Nouvelles exceptions Françaises.

Lundi 14 juin 2010 // La France

Le samedi 22, mai était la Journée mondiale de la biodiversité. À l’Office international de l’eau à Paris, un « Carrefour des acteurs sociaux » s’interrogeait sur les terrains d’application (à travers les exemples de la forêt, de l’eau et de la mer), la méthode de mise en œuvre, le vecteur linguistique des réformes envisagées pour préserver l’environnement au niveau national et international.

S’agissant des terrains d’application, les experts de l’Office national des forêts ; de l’Office international de l’eau et du Secrétariat général de la mer a brossé, chacun dans leur domaine, un tableau décrivant un souci très ancien, remontant souvent aux rois capétiens, d’une gestion intégrée de ces milieux associant fonction économique, fonction sociale et fonction environnementale, même si la théorisation de cette approche est plus récente et trouve actuellement sa pleine expression dans le contrat Etat ONF, les schémas directeurs d’aménagement des eaux (SDAGE) et la stratégie nationale pour la mer.

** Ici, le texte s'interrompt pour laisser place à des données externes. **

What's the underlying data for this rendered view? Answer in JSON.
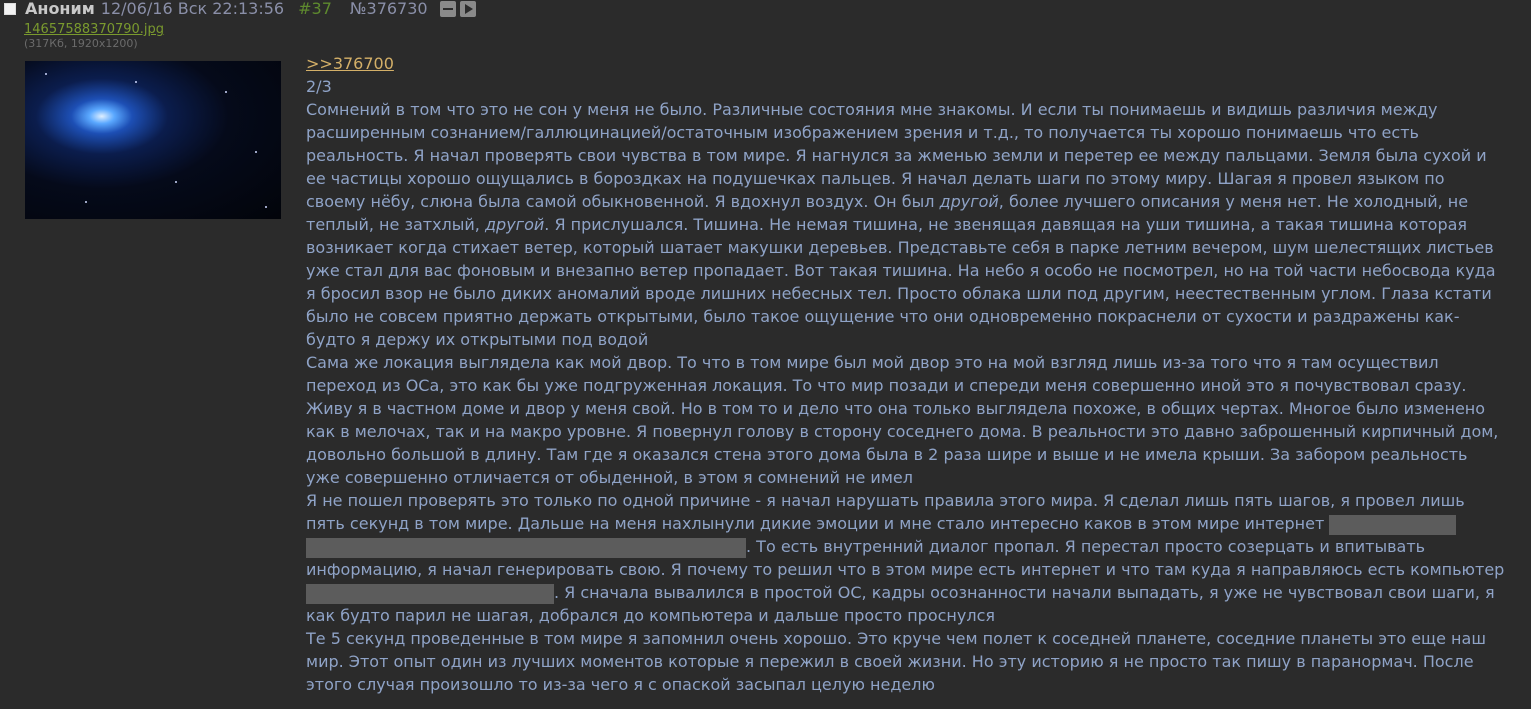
{
  "header": {
    "author": "Аноним",
    "date": "12/06/16 Вск 22:13:56",
    "post_index": "#37",
    "post_id": "№376730"
  },
  "file": {
    "name": "14657588370790.jpg",
    "meta": "(317Кб, 1920x1200)"
  },
  "post": {
    "reply_link": ">>376700",
    "counter": "2/3",
    "p1_a": "Сомнений в том что это не сон у меня не было. Различные состояния мне знакомы. И если ты понимаешь и видишь различия между расширенным сознанием/галлюцинацией/остаточным изображением зрения и т.д., то получается ты хорошо понимаешь что есть реальность. Я начал проверять свои чувства в том мире. Я нагнулся за жменью земли и перетер ее между пальцами. Земля была сухой и ее частицы хорошо ощущались в бороздках на подушечках пальцев. Я начал делать шаги по этому миру. Шагая я провел языком по своему нёбу, слюна была самой обыкновенной. Я вдохнул воздух. Он был ",
    "em1": "другой",
    "p1_b": ", более лучшего описания у меня нет. Не холодный, не теплый, не затхлый, ",
    "em2": "другой",
    "p1_c": ". Я прислушался. Тишина. Не немая тишина, не звенящая давящая на уши тишина, а такая тишина которая возникает когда стихает ветер, который шатает макушки деревьев. Представьте себя в парке летним вечером, шум шелестящих листьев уже стал для вас фоновым и внезапно ветер пропадает. Вот такая тишина. На небо я особо не посмотрел, но на той части небосвода куда я бросил взор не было диких аномалий вроде лишних небесных тел. Просто облака шли под другим, неестественным углом. Глаза кстати было не совсем приятно держать открытыми, было такое ощущение что они одновременно покраснели от сухости и раздражены как-будто я держу их открытыми под водой",
    "p2": "Сама же локация выглядела как мой двор. То что в том мире был мой двор это на мой взгляд лишь из-за того что я там осуществил переход из ОСа, это как бы уже подгруженная локация. То что мир позади и спереди меня совершенно иной это я почувствовал сразу. Живу я в частном доме и двор у меня свой. Но в том то и дело что она только выглядела похоже, в общих чертах. Многое было изменено как в мелочах, так и на макро уровне. Я повернул голову в сторону соседнего дома. В реальности это давно заброшенный кирпичный дом, довольно большой в длину. Там где я оказался стена этого дома была в 2 раза шире и выше и не имела крыши. За забором реальность уже совершенно отличается от обыденной, в этом я сомнений не имел",
    "p3_a": "Я не пошел проверять это только по одной причине - я начал нарушать правила этого мира. Я сделал лишь пять шагов, я провел лишь пять секунд в том мире. Дальше на меня нахлынули дикие эмоции и мне стало интересно каков в этом мире интернет ",
    "p3_b": ". То есть внутренний диалог пропал. Я перестал просто созерцать и впитывать информацию, я начал генерировать свою. Я почему то решил что в этом мире есть интернет и что там куда я направляюсь есть компьютер ",
    "p3_c": ". Я сначала вывалился в простой ОС, кадры осознанности начали выпадать, я уже не чувствовал свои шаги, я как будто парил не шагая, добрался до компьютера и дальше просто проснулся",
    "p4": "Те 5 секунд проведенные в том мире я запомнил очень хорошо. Это круче чем полет к соседней планете, соседние планеты это еще наш мир. Этот опыт один из лучших моментов которые я пережил в своей жизни. Но эту историю я не просто так пишу в паранормач. После этого случая произошло то из-за чего я с опаской засыпал целую неделю"
  },
  "colors": {
    "background": "#2b2b2b",
    "text": "#8fa3c7",
    "reply_link": "#d4b068",
    "file_link": "#7a9a2e",
    "post_index": "#5e8a2e",
    "spoiler": "#5c5c5c"
  },
  "icons": [
    "checkbox-icon",
    "hide-icon",
    "play-icon"
  ]
}
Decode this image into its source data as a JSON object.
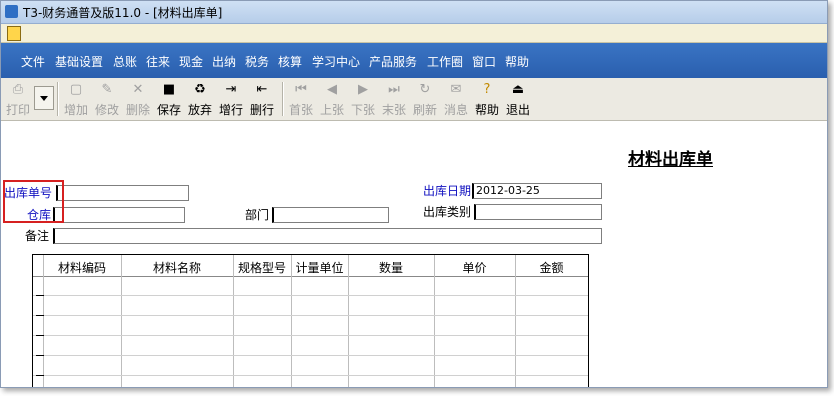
{
  "window": {
    "title": "T3-财务通普及版11.0 - [材料出库单]"
  },
  "menu": [
    "文件",
    "基础设置",
    "总账",
    "往来",
    "现金",
    "出纳",
    "税务",
    "核算",
    "学习中心",
    "产品服务",
    "工作圈",
    "窗口",
    "帮助"
  ],
  "toolbar": {
    "print": "打印",
    "add": "增加",
    "edit": "修改",
    "delete": "删除",
    "save": "保存",
    "discard": "放弃",
    "add_row": "增行",
    "delete_row": "删行",
    "first": "首张",
    "prev": "上张",
    "next": "下张",
    "last": "末张",
    "refresh": "刷新",
    "message": "消息",
    "help": "帮助",
    "exit": "退出"
  },
  "form": {
    "title": "材料出库单",
    "doc_no_label": "出库单号",
    "doc_no_value": "",
    "date_label": "出库日期",
    "date_value": "2012-03-25",
    "warehouse_label": "仓库",
    "warehouse_value": "",
    "dept_label": "部门",
    "dept_value": "",
    "type_label": "出库类别",
    "type_value": "",
    "remark_label": "备注",
    "remark_value": ""
  },
  "grid": {
    "columns": [
      "材料编码",
      "材料名称",
      "规格型号",
      "计量单位",
      "数量",
      "单价",
      "金额"
    ]
  }
}
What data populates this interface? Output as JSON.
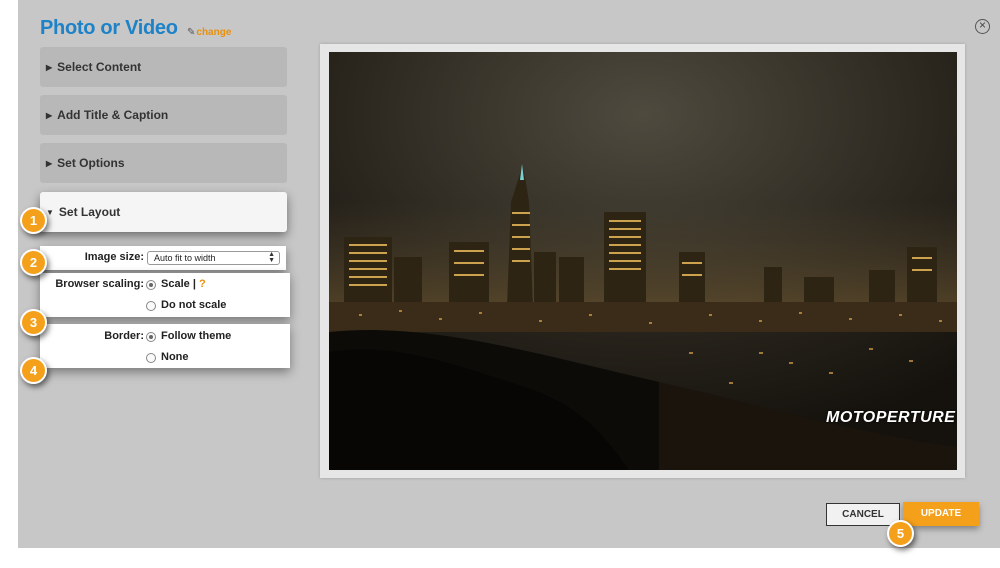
{
  "header": {
    "title": "Photo or Video",
    "change_label": "change"
  },
  "sections": [
    {
      "label": "Select Content",
      "expanded": false
    },
    {
      "label": "Add Title & Caption",
      "expanded": false
    },
    {
      "label": "Set Options",
      "expanded": false
    },
    {
      "label": "Set Layout",
      "expanded": true
    }
  ],
  "layout": {
    "image_size_label": "Image size:",
    "image_size_value": "Auto fit to width",
    "browser_scaling_label": "Browser scaling:",
    "scale_option": "Scale",
    "scale_separator": "|",
    "scale_help": "?",
    "no_scale_option": "Do not scale",
    "border_label": "Border:",
    "follow_theme_option": "Follow theme",
    "none_option": "None",
    "browser_scaling_selected": "Scale",
    "border_selected": "Follow theme"
  },
  "preview": {
    "watermark": "MOTOPERTURE"
  },
  "footer": {
    "cancel_label": "CANCEL",
    "update_label": "UPDATE"
  },
  "callouts": [
    "1",
    "2",
    "3",
    "4",
    "5"
  ],
  "colors": {
    "accent_blue": "#1e82c8",
    "accent_orange": "#f5a01a",
    "panel_bg": "#c7c7c7"
  },
  "icons": {
    "close": "close-circle-icon",
    "edit": "pencil-icon",
    "collapsed": "triangle-right-icon",
    "expanded": "triangle-down-icon"
  }
}
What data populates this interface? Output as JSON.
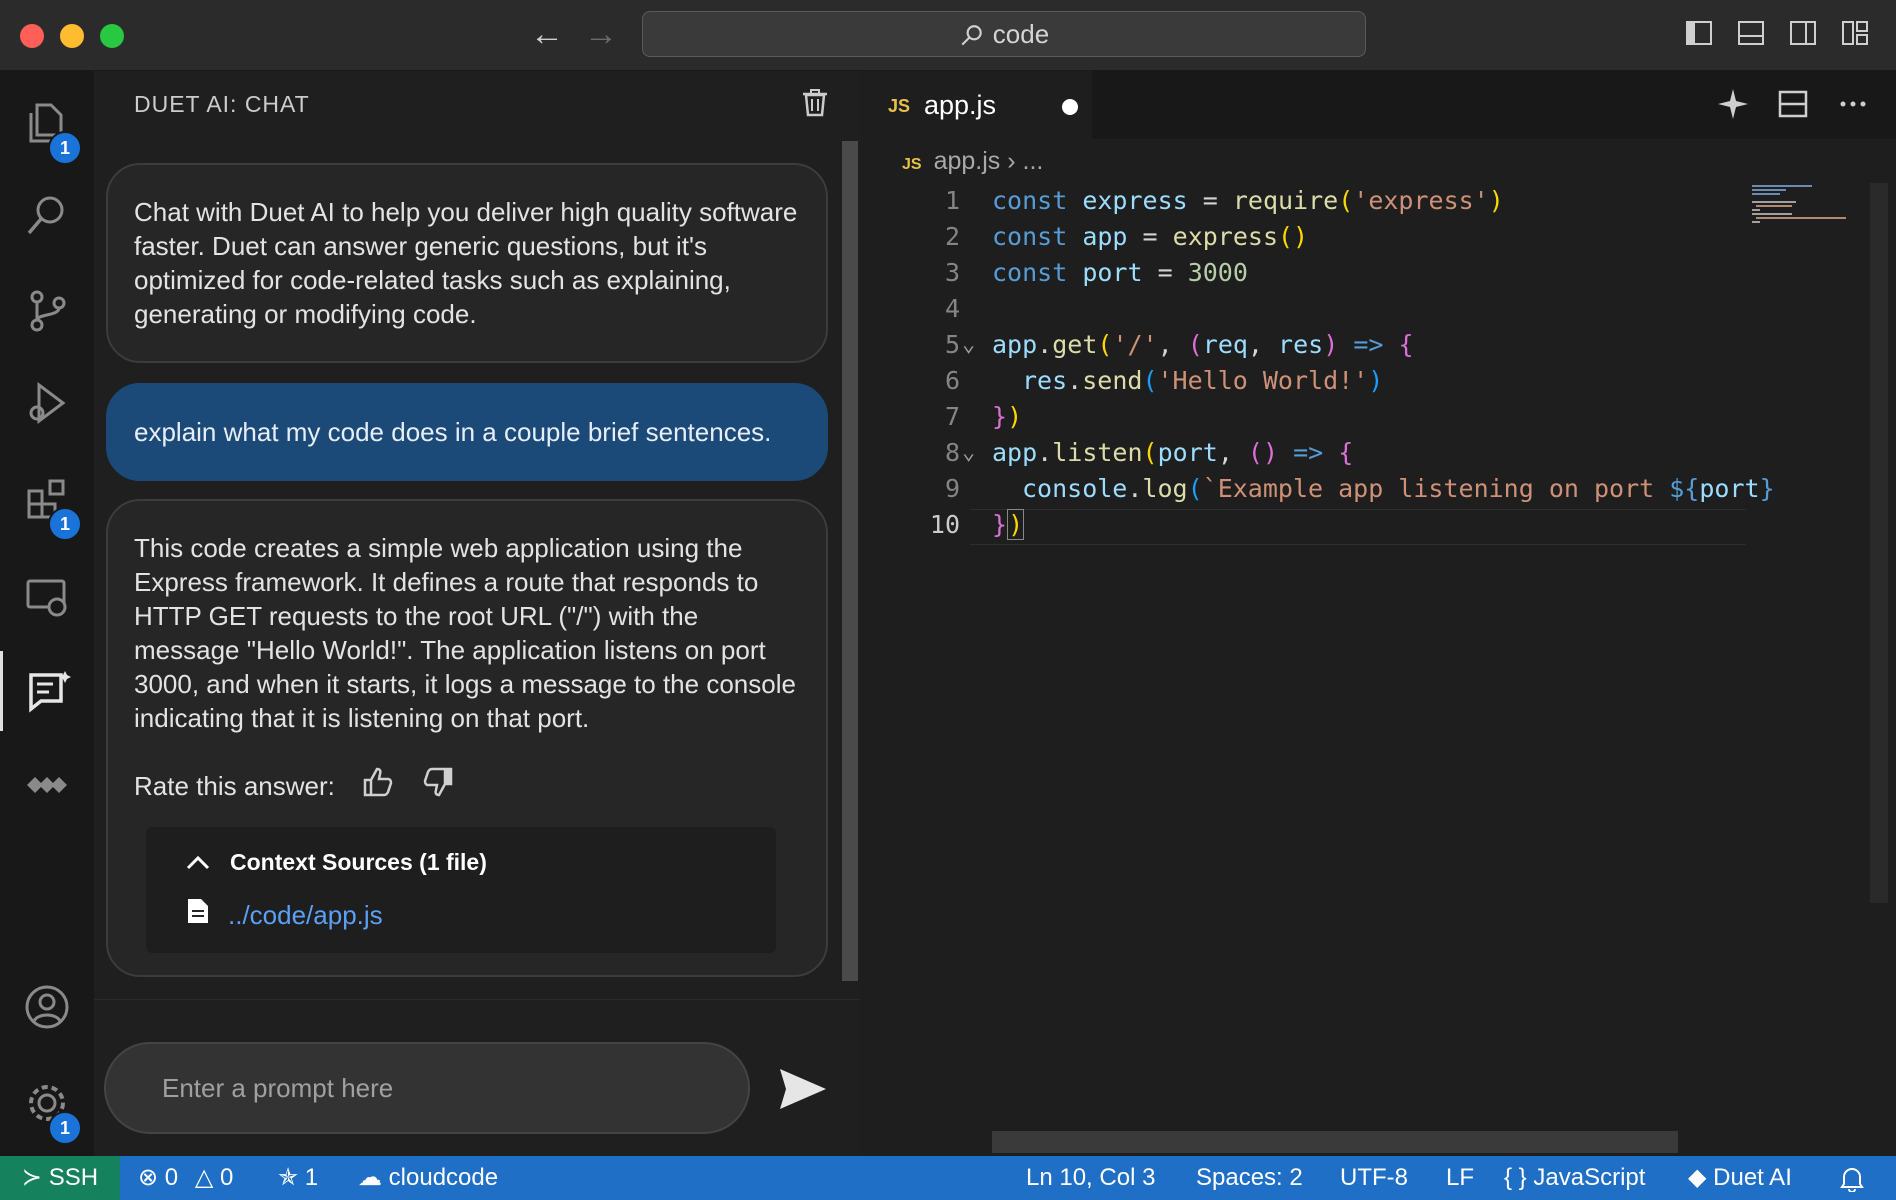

En ce qui concerne la méthode de mise en œuvre, la commissaire générale adjointe au développement durable a présenté l’initiative totalement novatrice du Grenelle de l’environnement, avec sa gouvernance à cinq, faisant des associations de protection de la nature des acteurs à part entier pesant du même poids que les autres acteurs et notamment l’État, afin de parvenir collectivement à des résultats non définis à l’avance. Ainsi ont été souscrits 268 engagements nécessitant, pour 20%% d’entre eux, une issue législative, destinée également à éviter un divorce entre la nouvelle démocratie participative et la classique démocratie représentative. Mais si la loi Grenelle 1 a été voté en 2009, à la quasi-unanimité des parlementaires, la loi Grenelle 2 le sera cette semaine par la seule majorité. Pour autant, le dé— marche, reste, montrant finalement un État bien dans son rôle d’impulsion, même si la représentante du ministère s’est défendue que le Grenelle soit affaire de l’État, estimant que les clefs en sont dans les mains de la société civile, ce qui peut surprendre néanmoins quand il est dit parallèlement que les lois du Grenelle auront besoin de la prise de 250 décrets d’application... Quant à la langue, indépendamment des qualités de précision déjà reconnues au français en matière diplomatique, il faut, s’agissant de l’environnement, trouver les mots pour le dire, car on se trouve le plus souvent face à une terminologie technique et scientifique, qui rend la communication d’autant plus difficile pour le grand public.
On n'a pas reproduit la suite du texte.